Aksi perang sarung terjadi di Jalan Proklamasi, Desa Jayaraga, Kecamatan Tarogong Kidul, sekitar pukul 02.30 WIB. Polsek Tarogong Kidul yang tengah berpatroli langsung menuju lokasi setelah menerima laporan masyarakat.
Kapolsek Tarogong Kidul, AKP Agus Kustanto, menjelaskan bahwa patroli rutin dilakukan untuk mengantisipasi potensi gangguan keamanan dan ketertiban masyarakat (kamtibmas).
“Anggota Polsek melakukan patroli rutin itu untuk mengantisipasi potensi gangguan kamtibmas seperti balap liar, geng motor, pencurian, perang sarung dan gangguan lainnya. Namun, petugas menerima laporan masyarakat mengenai adanya sekelompok orang melakukan perang sarung dan diduga membawa senjata tajam di lokasi tersebut,” kata Agus, Minggu (1/3/2026).

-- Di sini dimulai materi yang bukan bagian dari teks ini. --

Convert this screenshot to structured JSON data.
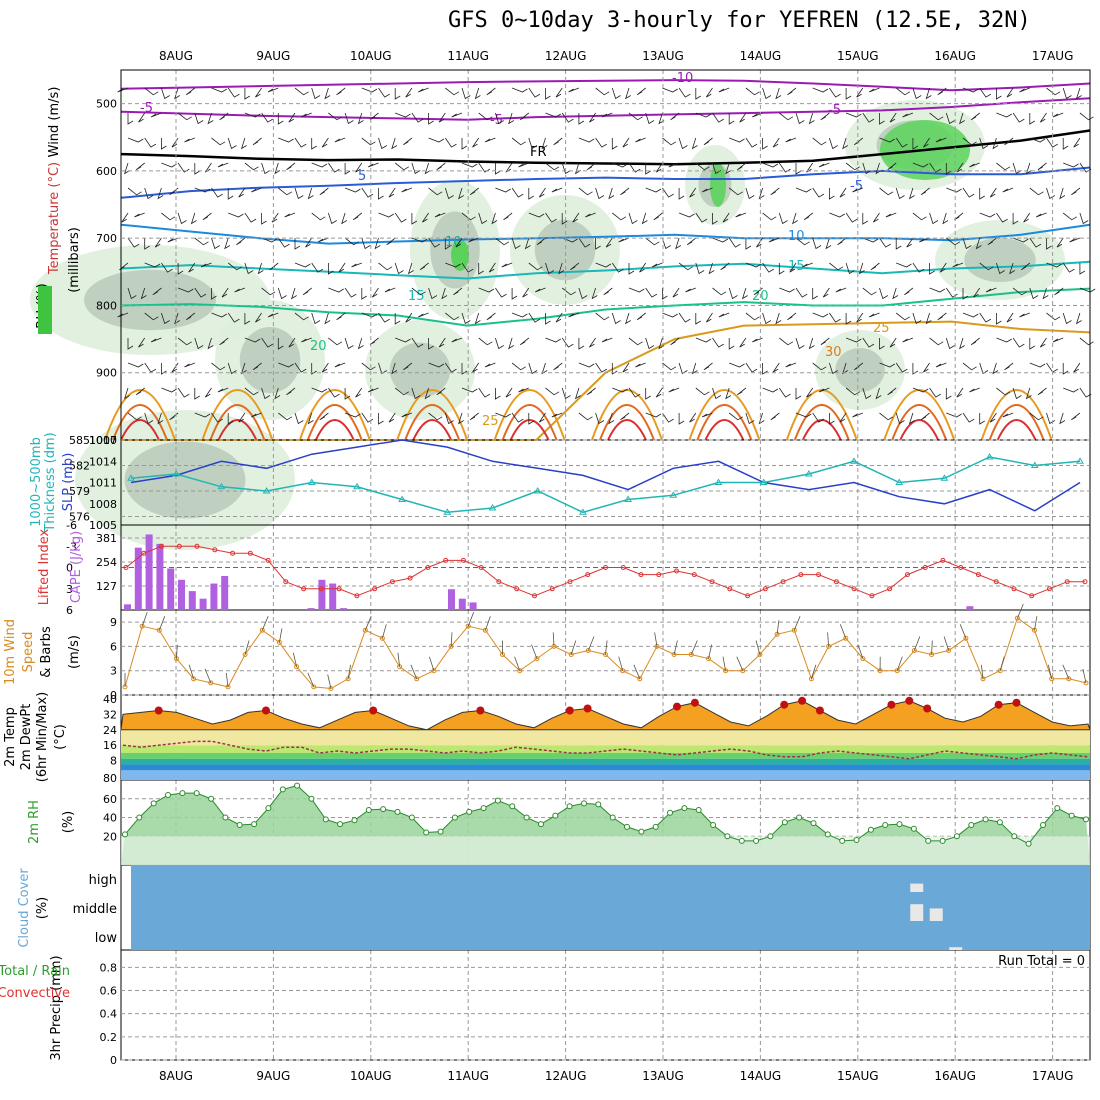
{
  "title": "GFS 0~10day 3-hourly for YEFREN (12.5E, 32N)",
  "colors": {
    "wind": "#000000",
    "temperature": "#cc3333",
    "rh": "#2e9e2e",
    "thickness": "#22b5b5",
    "slp": "#2a3fc8",
    "lifted": "#dd3333",
    "cape": "#b060e0",
    "wind10m": "#d88a20",
    "cloud": "#6aa8d8",
    "convective": "#e03030"
  },
  "chart_data": {
    "type": "meteogram",
    "dates": [
      "8AUG",
      "9AUG",
      "10AUG",
      "11AUG",
      "12AUG",
      "13AUG",
      "14AUG",
      "15AUG",
      "16AUG",
      "17AUG"
    ],
    "grid": true,
    "panels": [
      {
        "id": "upper_air",
        "type": "contour",
        "ylabels": [
          "Wind (m/s)",
          "Temperature (°C)",
          "RH (%)",
          "(millibars)"
        ],
        "y_ticks": [
          500,
          600,
          700,
          800,
          900,
          1000
        ],
        "ylim": [
          1000,
          450
        ],
        "contour_labels": [
          "-10",
          "-5",
          "-5",
          "-5",
          "FR",
          "5",
          "-5",
          "10",
          "10",
          "15",
          "15",
          "20",
          "20",
          "25",
          "30",
          "25"
        ],
        "isotherms": [
          {
            "label": "-10",
            "color": "#9a1ab4",
            "values": [
              478,
              476,
              474,
              472,
              470,
              468,
              467,
              466,
              465,
              466,
              470,
              475,
              480,
              476,
              470
            ]
          },
          {
            "label": "-5",
            "color": "#9a1ab4",
            "values": [
              512,
              515,
              518,
              520,
              522,
              524,
              520,
              518,
              516,
              514,
              512,
              510,
              505,
              498,
              492
            ]
          },
          {
            "label": "FR",
            "color": "#000000",
            "values": [
              575,
              578,
              582,
              584,
              583,
              586,
              588,
              589,
              590,
              588,
              585,
              575,
              565,
              555,
              540
            ]
          },
          {
            "label": "5",
            "color": "#2a5ad8",
            "values": [
              640,
              630,
              625,
              622,
              618,
              615,
              612,
              610,
              612,
              612,
              605,
              600,
              605,
              605,
              595
            ]
          },
          {
            "label": "10",
            "color": "#1a8ae0",
            "values": [
              680,
              690,
              700,
              708,
              705,
              702,
              700,
              698,
              695,
              700,
              700,
              700,
              703,
              695,
              680
            ]
          },
          {
            "label": "15",
            "color": "#18b8b8",
            "values": [
              745,
              740,
              745,
              750,
              755,
              760,
              752,
              748,
              742,
              738,
              745,
              752,
              745,
              742,
              735
            ]
          },
          {
            "label": "20",
            "color": "#1ac08a",
            "values": [
              800,
              798,
              802,
              810,
              815,
              830,
              820,
              806,
              800,
              795,
              800,
              800,
              790,
              780,
              775
            ]
          },
          {
            "label": "25",
            "color": "#d89a18",
            "values": [
              1000,
              1000,
              1000,
              1000,
              1000,
              1000,
              1000,
              900,
              850,
              830,
              828,
              826,
              824,
              835,
              840
            ]
          }
        ]
      },
      {
        "id": "slp_thickness",
        "type": "line",
        "ylabel_left": "1000~500mb Thickness (dm)",
        "ylabel_right": "SLP (mb)",
        "left_ticks": [
          576,
          579,
          582,
          585
        ],
        "right_ticks": [
          1005,
          1008,
          1011,
          1014,
          1017
        ],
        "series": [
          {
            "name": "SLP",
            "values": [
              1011,
              1012,
              1014,
              1013,
              1015,
              1016,
              1017,
              1016,
              1014,
              1013,
              1012,
              1010,
              1013,
              1014,
              1011,
              1010,
              1011,
              1009,
              1008,
              1010,
              1007,
              1011
            ]
          },
          {
            "name": "Thickness",
            "values": [
              580.5,
              581,
              579.5,
              579,
              580,
              579.5,
              578,
              576.5,
              577,
              579,
              576.5,
              578,
              578.5,
              580,
              580,
              581,
              582.5,
              580,
              580.5,
              583,
              582,
              582.5
            ]
          }
        ]
      },
      {
        "id": "lifted_cape",
        "type": "bar_line",
        "ylabel_left": "Lifted Index",
        "ylabel_right": "CAPE (J/kg)",
        "left_ticks": [
          "-6",
          "-3",
          "0",
          "3",
          "6"
        ],
        "right_ticks": [
          "127",
          "254",
          "381"
        ],
        "cape": [
          30,
          330,
          400,
          350,
          220,
          160,
          100,
          60,
          140,
          180,
          0,
          0,
          0,
          0,
          0,
          0,
          0,
          10,
          160,
          140,
          10,
          0,
          0,
          0,
          0,
          0,
          0,
          0,
          0,
          0,
          110,
          60,
          40,
          0,
          0,
          0,
          0,
          0,
          0,
          0,
          0,
          0,
          0,
          0,
          0,
          0,
          0,
          0,
          0,
          0,
          0,
          0,
          0,
          0,
          0,
          0,
          0,
          0,
          0,
          0,
          0,
          0,
          0,
          0,
          0,
          0,
          0,
          0,
          0,
          0,
          0,
          0,
          0,
          0,
          0,
          0,
          0,
          0,
          20,
          0,
          0,
          0,
          0,
          0,
          0,
          0,
          0,
          0,
          0,
          0,
          0,
          0,
          10,
          0,
          0,
          0
        ],
        "lifted_index": [
          0,
          -2,
          -3,
          -3,
          -3,
          -2.5,
          -2,
          -2,
          -1,
          2,
          3,
          3,
          3,
          4,
          3,
          2,
          1.5,
          0,
          -1,
          -1,
          0,
          2,
          3,
          4,
          3,
          2,
          1,
          0,
          0,
          1,
          1,
          0.5,
          1,
          2,
          3,
          4,
          3,
          2,
          1,
          1,
          2,
          3,
          4,
          3,
          1,
          0,
          -1,
          0,
          1,
          2,
          3,
          4,
          3,
          2,
          2
        ]
      },
      {
        "id": "wind10m",
        "type": "line",
        "ylabel": "10m Wind Speed (m/s) & Barbs",
        "ticks": [
          0,
          3,
          6,
          9
        ],
        "values": [
          1,
          8.5,
          8,
          4.5,
          2,
          1.5,
          1,
          5,
          8,
          6.5,
          3.5,
          1,
          0.8,
          2,
          8,
          7,
          3.5,
          2,
          3,
          6,
          8.5,
          8,
          5,
          3,
          4.5,
          6,
          5,
          5.5,
          5,
          3,
          2,
          6,
          5,
          5,
          4.5,
          3,
          3,
          5,
          7.5,
          8,
          2,
          6,
          7,
          4.5,
          3,
          3,
          5.5,
          5,
          5.5,
          7,
          2,
          3,
          9.5,
          8,
          2,
          2,
          1.5
        ]
      },
      {
        "id": "temp_dewpt",
        "type": "area",
        "ylabel": "2m Temp 2m DewPt (6hr Min/Max) (°C)",
        "ticks": [
          40,
          32,
          24,
          16,
          8,
          80
        ],
        "temp": [
          32,
          33,
          34,
          33,
          30,
          27,
          29,
          33,
          34,
          30,
          27,
          25,
          29,
          33,
          34,
          30,
          26,
          24,
          29,
          33,
          34,
          31,
          27,
          25,
          30,
          34,
          35,
          31,
          27,
          25,
          31,
          36,
          38,
          33,
          28,
          26,
          31,
          37,
          39,
          34,
          29,
          27,
          32,
          37,
          39,
          35,
          30,
          28,
          31,
          37,
          38,
          33,
          28,
          26,
          27
        ],
        "dewpt": [
          16,
          15,
          16,
          17,
          18,
          18,
          16,
          14,
          13,
          15,
          15,
          12,
          13,
          12,
          13,
          14,
          14,
          13,
          12,
          13,
          12,
          13,
          15,
          14,
          13,
          12,
          12,
          13,
          14,
          13,
          12,
          11,
          12,
          13,
          14,
          13,
          11,
          10,
          10,
          12,
          13,
          12,
          11,
          10,
          9,
          11,
          13,
          12,
          11,
          10,
          9,
          11,
          12,
          11,
          10
        ]
      },
      {
        "id": "rh2m",
        "type": "area",
        "ylabel": "2m RH (%)",
        "ticks": [
          20,
          40,
          60
        ],
        "values": [
          22,
          40,
          55,
          64,
          66,
          66,
          60,
          40,
          32,
          33,
          50,
          70,
          74,
          60,
          38,
          33,
          37,
          48,
          49,
          46,
          40,
          24,
          25,
          40,
          46,
          50,
          58,
          52,
          40,
          33,
          42,
          52,
          55,
          54,
          40,
          30,
          25,
          30,
          45,
          50,
          48,
          32,
          20,
          15,
          15,
          20,
          35,
          40,
          34,
          22,
          15,
          16,
          27,
          32,
          33,
          28,
          15,
          15,
          20,
          32,
          38,
          35,
          20,
          12,
          32,
          50,
          42,
          38
        ]
      },
      {
        "id": "cloud",
        "type": "bar",
        "ylabel": "Cloud Cover (%)",
        "ticks": [
          "high",
          "middle",
          "low"
        ],
        "bars": [
          {
            "date_index": 7.6,
            "level": "high",
            "value": 30
          },
          {
            "date_index": 7.6,
            "level": "middle",
            "value": 60
          },
          {
            "date_index": 7.8,
            "level": "middle",
            "value": 45
          },
          {
            "date_index": 8.0,
            "level": "low",
            "value": 10
          }
        ]
      },
      {
        "id": "precip",
        "type": "bar",
        "ylabel": "3hr Precip (mm)",
        "legend": [
          "Total / Rain",
          "Convective"
        ],
        "ticks": [
          "0",
          "0.2",
          "0.4",
          "0.6",
          "0.8"
        ],
        "run_total": "Run Total = 0",
        "values": []
      }
    ]
  }
}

Saat petugas tiba, sekelompok remaja yang terlibat perang sarung melarikan diri. Petugas kemudian menyisir area sekitar Jalan Proklamasi dan menemukan satu unit sepeda motor Honda Sonic bernomor polisi Z 3269 DAW yang ditinggalkan pemiliknya. Motor tersebut langsung dibawa ke Mako Polsek Tarogong Kidul untuk kepentingan penyelidikan.
Agus mengimbau masyarakat, khususnya remaja, untuk tidak terlibat dalam aksi perang sarung atau kegiatan lain yang dapat mengganggu ketertiban umum dan membahayakan keselamatan.
Sementara itu, di lokasi terpisah, Polsek Wanaraja membubarkan aksi balapan liar di Jalan Sawah Lega, Kecamatan Pangatikan, Kabupaten Garut, sekitar pukul 01.30 WIB. Kapolsek Wanaraja, AKP Abusono, menyatakan bahwa pihaknya berhasil menangkap lima pemuda dan mengamankan lima unit sepeda motor dari lokasi kejadian.
“Kami melakukan pembinaan dan panggil orangtua supaya tidak mengulangi perbuatannya. Saya meminta semua orang tua, jangan memberikan motor pada anaknya yang belum cukup umur dan mengimbau masyarakat agar tidak terlibat dalam aksi balap liar yang dapat membahayakan diri sendiri maupun para pengguna jalan lainnya,” papar Abusono.
Kedua insiden ini terjadi selama bulan Ramadan, periode di mana kepolisian meningkatkan patroli untuk menjaga kamtibmas.